Chi è stato arruolato fin dall’adolescenza per l’Apocalisse (come le generazioni del ‘68 o del ‘77, cui io stesso appartengo), di destra o di sinistra che sia (fino a quanche anno fa il termine “rivoluzione fascista” aveva un senso in qualche circolo non proprio ristretto), ha sviluppato un talento particolare per il rifiuto del principio di realtà, ma quando il Partito Comunista si è cagato in mano alla Bolognina e Fini si è messo la Kippah, è stato costretto suo malgrado ad aprire gli occhi. Nessuna delle ideologie rivoluzionarie che hanno le loro radici nell’Ottocento, si è dimostrata in grado di emendare la modernità dal suo effetto secondario di inarrestabile desertificazione del Valore, nè sospingendola al suo apogeo democratico, nè provando a ritrascinarla verso la comunità organica.
Gli orfani del progressismo o della reazione, una volta nuovamente urbanizzati, hanno dimostrato una sciatteria e un cinismo che non si vedevano in Italia dai tempi del Basso Impero, il che non si può spiegare solo con la scarsa qualità dei professionisti della politica, o con l’incertezza concettuale delle filosofie residue.

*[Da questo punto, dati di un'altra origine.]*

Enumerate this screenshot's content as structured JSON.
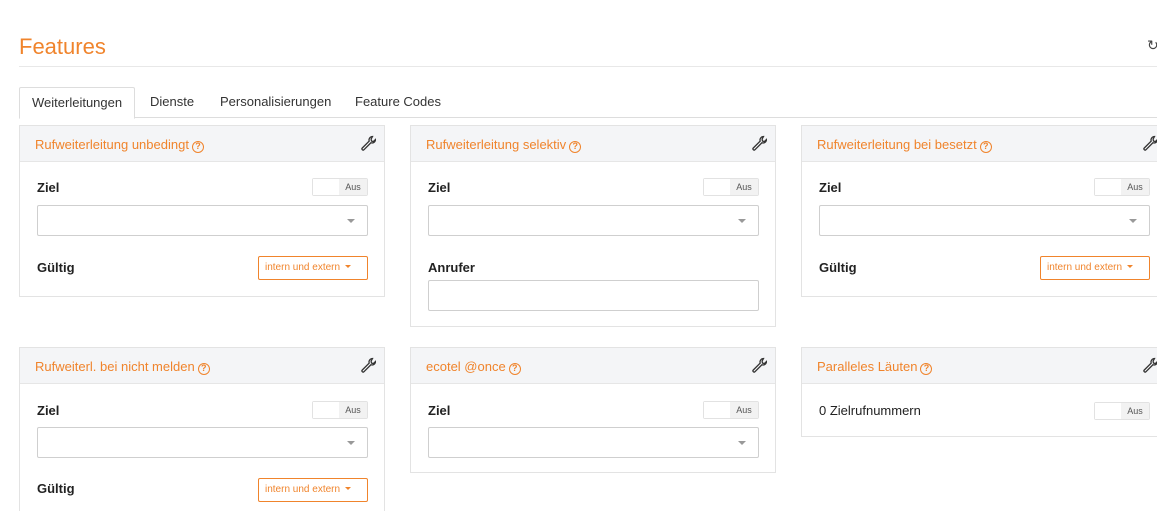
{
  "page": {
    "title": "Features"
  },
  "icons": {
    "refresh": "refresh-icon",
    "help": "help-icon",
    "wrench": "wrench-icon"
  },
  "colors": {
    "accent": "#f0842c",
    "header_bg": "#f4f5f7",
    "border": "#e3e3e3"
  },
  "tabs": [
    {
      "label": "Weiterleitungen",
      "active": true
    },
    {
      "label": "Dienste",
      "active": false
    },
    {
      "label": "Personalisierungen",
      "active": false
    },
    {
      "label": "Feature Codes",
      "active": false
    }
  ],
  "cards": {
    "unbedingt": {
      "title": "Rufweiterleitung unbedingt",
      "help": "?",
      "ziel_label": "Ziel",
      "toggle": "Aus",
      "ziel_value": "",
      "gueltig_label": "Gültig",
      "gueltig_value": "intern und extern"
    },
    "selektiv": {
      "title": "Rufweiterleitung selektiv",
      "help": "?",
      "ziel_label": "Ziel",
      "toggle": "Aus",
      "ziel_value": "",
      "anrufer_label": "Anrufer",
      "anrufer_value": ""
    },
    "besetzt": {
      "title": "Rufweiterleitung bei besetzt",
      "help": "?",
      "ziel_label": "Ziel",
      "toggle": "Aus",
      "ziel_value": "",
      "gueltig_label": "Gültig",
      "gueltig_value": "intern und extern"
    },
    "nicht_melden": {
      "title": "Rufweiterl. bei nicht melden",
      "help": "?",
      "ziel_label": "Ziel",
      "toggle": "Aus",
      "ziel_value": "",
      "gueltig_label": "Gültig",
      "gueltig_value": "intern und extern"
    },
    "ecotel": {
      "title": "ecotel @once",
      "help": "?",
      "ziel_label": "Ziel",
      "toggle": "Aus",
      "ziel_value": ""
    },
    "parallel": {
      "title": "Paralleles Läuten",
      "help": "?",
      "count_label": "0 Zielrufnummern",
      "toggle": "Aus"
    }
  }
}
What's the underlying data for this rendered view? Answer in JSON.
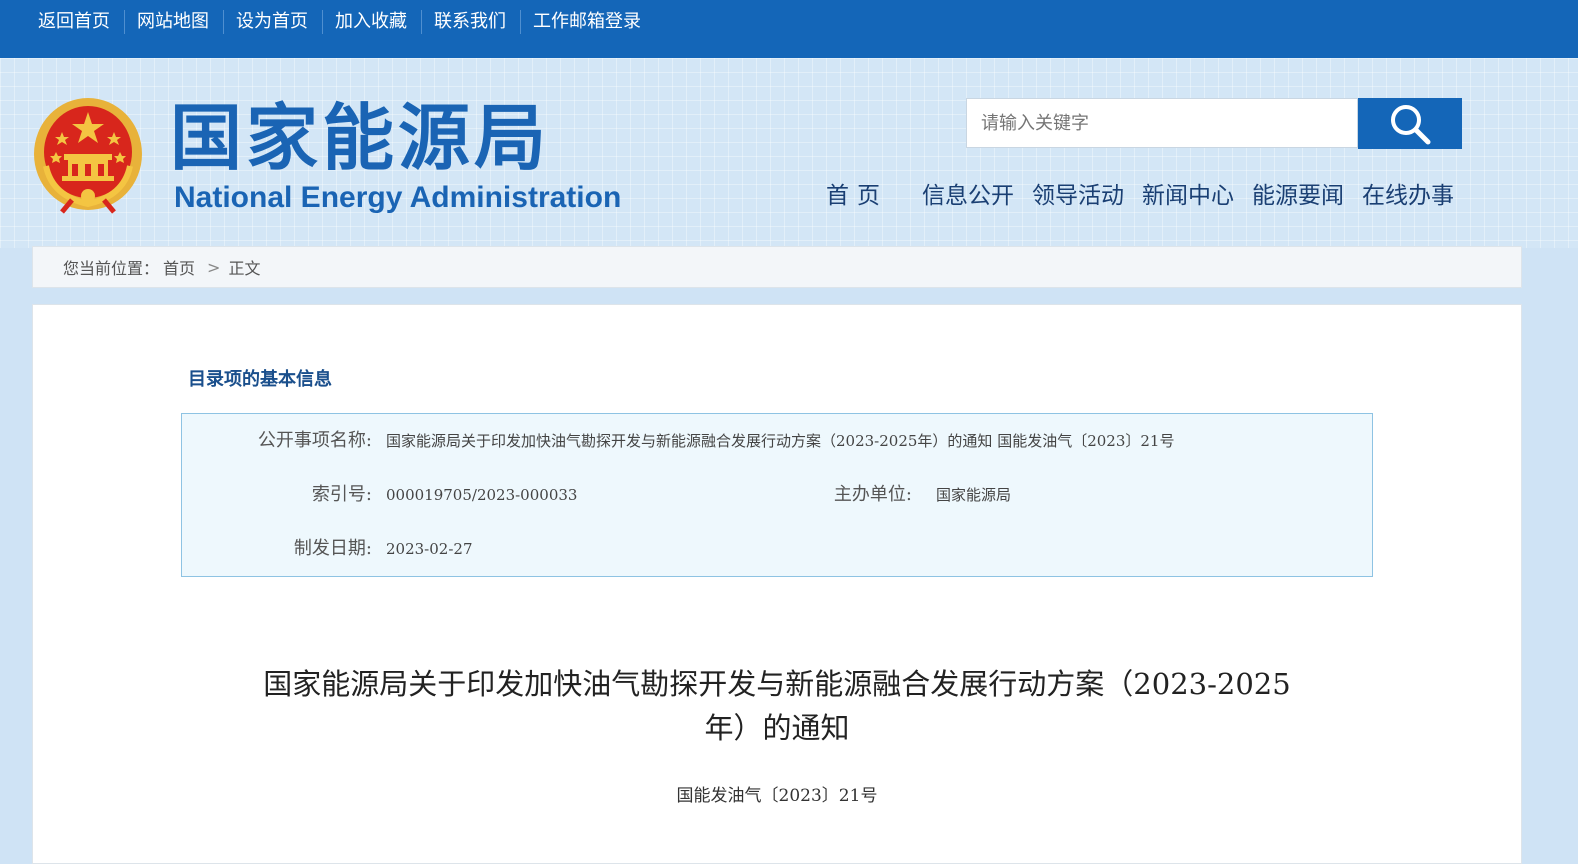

In un momento in cui la coscienza diffusa appare esasperata proprio dalla politica di basso profilo e dal nichilismo ingenuo delle giovani generazioni, gli intellettuali sembrano inamovibili dall’accidia darwinista e liberale che sbarra la porta a qualsiasi ipotesi di autentica salvezza per l’uomo. Marx, Darwin, Freud, sono serviti a costruire la prigione del pensiero e la paralisi dell’azione: anche un cieco vedrebbe che per liberarsene occorre tornare a chi ancora sentiva la grandezza dell’uomo, Dante e Shakespeare, Manzoni e Leopardi, non alla loro lettera intendo, ma al loro sentire. Ma gli orfani del progressismo insistono a rovistare tra le macerie. E non sarà certo il linguaggio controriformistico dell’attuale pastorale cattolica, a convertirli. Qui la grandezza dell’uomo appare stancamente tutelata da formule spesso inapplicabili, e soprattutto da un esercito di amministratori tra le cui file spuntano ben pochi eroi del pensiero o dell’azione: il massimo che si permette il cattolico moderato, è la mistica del prodotto interno lordo di Silvio Berlusconi.
Così l’intellettuale italico va avanti come può, con quel poco o tanto di innamoramenti universitari che la scolorina del Terzo Millennio non è riuscita a coprire, agitando Benjamin o Del Noce come le bandierine sulla portarei. Se sono insegnanti (e la maggior parte dei nuovi chierici lo siamo), si limitano a deprecare la deprivazione culturale delle generazioni televisive, ormai aliene allo sviluppo lineare e alla contestualizzazione che il libro impone, senza fingere di asppassionarsi alle nuove richieste che giungono dal fanciullo tecno-tribale. Se avessero letto McLuhan, come dicono di aver letto all’Università, avrebbero i sandali calzati e le lucerne accese da tempo, per diventare non gli amministratori di un patrimonio ormai dilapidato, ma gli sciamani di un culto da perpetuare, quello del libro, prima di Fahrenheit 451. Ma non si può più fare senza vera fede nello Spirito che buca e attraversa i media, e senza una forte connotazione emotiva: non basta dichiarare, occorre celebrare.
Ovunque io guardi è piuttosto accidia. Più che la crudeltà, più che l’avidità insaziabile che presuppongono almeno una vitalità elementare, l’accidia, è il tossico per eccellenza dell’anima.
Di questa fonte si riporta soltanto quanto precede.